Il est inutile de présenter Peter Tägtgren tant sa contribution à la sphère metal au sens large, aussi bien en tant que musicien que producteur, est conséquente. Cela dit, si l'homme a un côté touche-à-tout et hyperactif, on aura du mal à le qualifier de précurseur,
Hypocrisy son groupe principal ayant par exemple pratiqué au début des années 90 plusieurs styles de death metal avec à chaque fois un train de retard sur la concurrence, ce qui l'a empêché de hisser ses albums au rang de véritables classiques.
Fin 94, alors qu'
Hypocrisy vient d'opérer un premier revirement significatif en ralentissant considérablement le tempo et injectant une coloration atmosphérique à son death sur "The
Fourth Dimension", le désormais trio décide de s'aventurer dans les contrées black metal. Au vu de l'activité restreinte du groupe, baptisé "
The Abyss" (deux albums et quatre années d'existence), on peut clairement parler de side-project avec un peu de changement par rapport à
Hypocrisy ; cela dit, au niveau instrumental, Hedlund et Szöke s'occupent des guitares, le leader assurant quant à lui les parties de basse et de batterie.
"
The Other Side" est donc mis en boîte au (bien nommé)

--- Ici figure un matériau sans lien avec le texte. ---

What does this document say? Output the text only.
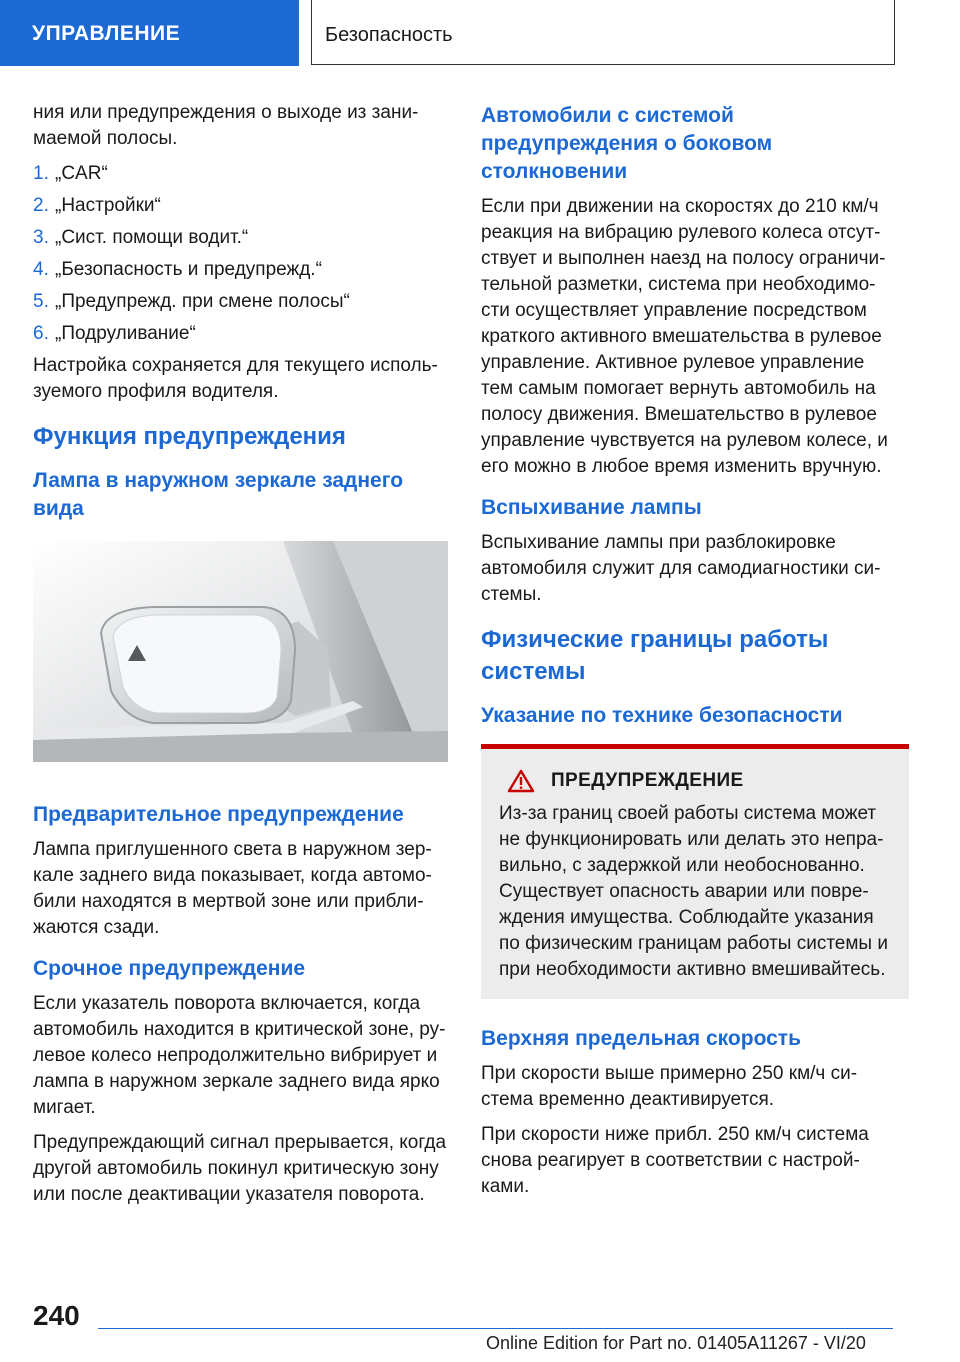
УПРАВЛЕНИЕ	Безопасность

ния или предупреждения о выходе из зани-маемой полосы.

1. „CAR“
2. „Настройки“
3. „Сист. помощи водит.“
4. „Безопасность и предупрежд.“
5. „Предупрежд. при смене полосы“
6. „Подруливание“

Настройка сохраняется для текущего исполь-зуемого профиля водителя.

Функция предупреждения
Лампа в наружном зеркале заднего вида
Предварительное предупреждение

Лампа приглушенного света в наружном зер-кале заднего вида показывает, когда автомо-били находятся в мертвой зоне или прибли-жаются сзади.

Срочное предупреждение

Если указатель поворота включается, когда автомобиль находится в критической зоне, ру-левое колесо непродолжительно вибрирует и лампа в наружном зеркале заднего вида ярко мигает.

Предупреждающий сигнал прерывается, когда другой автомобиль покинул критическую зону или после деактивации указателя поворота.

Автомобили с системой предупреждения о боковом столкновении

Если при движении на скоростях до 210 км/ч реакция на вибрацию рулевого колеса отсут-ствует и выполнен наезд на полосу ограничи-тельной разметки, система при необходимо-сти осуществляет управление посредством краткого активного вмешательства в рулевое управление. Активное рулевое управление тем самым помогает вернуть автомобиль на полосу движения. Вмешательство в рулевое управление чувствуется на рулевом колесе, и его можно в любое время изменить вручную.

Вспыхивание лампы

Вспыхивание лампы при разблокировке автомобиля служит для самодиагностики си-стемы.

Физические границы работы системы
Указание по технике безопасности
ПРЕДУПРЕЖДЕНИЕ

Из-за границ своей работы система может не функционировать или делать это непра-вильно, с задержкой или необоснованно. Существует опасность аварии или повре-ждения имущества. Соблюдайте указания по физическим границам работы системы и при необходимости активно вмешивайтесь.

Верхняя предельная скорость

При скорости выше примерно 250 км/ч си-стема временно деактивируется.

При скорости ниже прибл. 250 км/ч система снова реагирует в соответствии с настрой-ками.

240
Online Edition for Part no. 01405A11267 - VI/20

Abyss studio de Tägtgren, qui s'occupe aussi de la production, et sort début 1995 sous couverture
Nuclear Blast. On parlait de train de retard et c'est encore un peu le cas avec ce nouveau projet, l'imposant voisin norvégien ayant déjà donné quelques petites années auparavant ses lettres de noblesse à cette deuxième vague black metal au niveau européen, avec une flopée d'albums légendaires. La scène suédoise est cependant moins riche, avec
Marduk et
Dissection comme deux seules véritables figure de proue à cette époque (sans oublier cependant les sorties de
Dark Funeral,
Throne Of Ahaz ou
The Black et en mettant
Bathory à part).
Dès les premiers titres, on comprend ce à quoi on a affaire, à savoir un black metal relativement brutal, pas si éloigné d'un "Those of the
Unlight" dans l'esprit, avec ces riffs black caractéristiques et doté d'une production claire et puissante, loin du côté crasseux du true black norvégien. "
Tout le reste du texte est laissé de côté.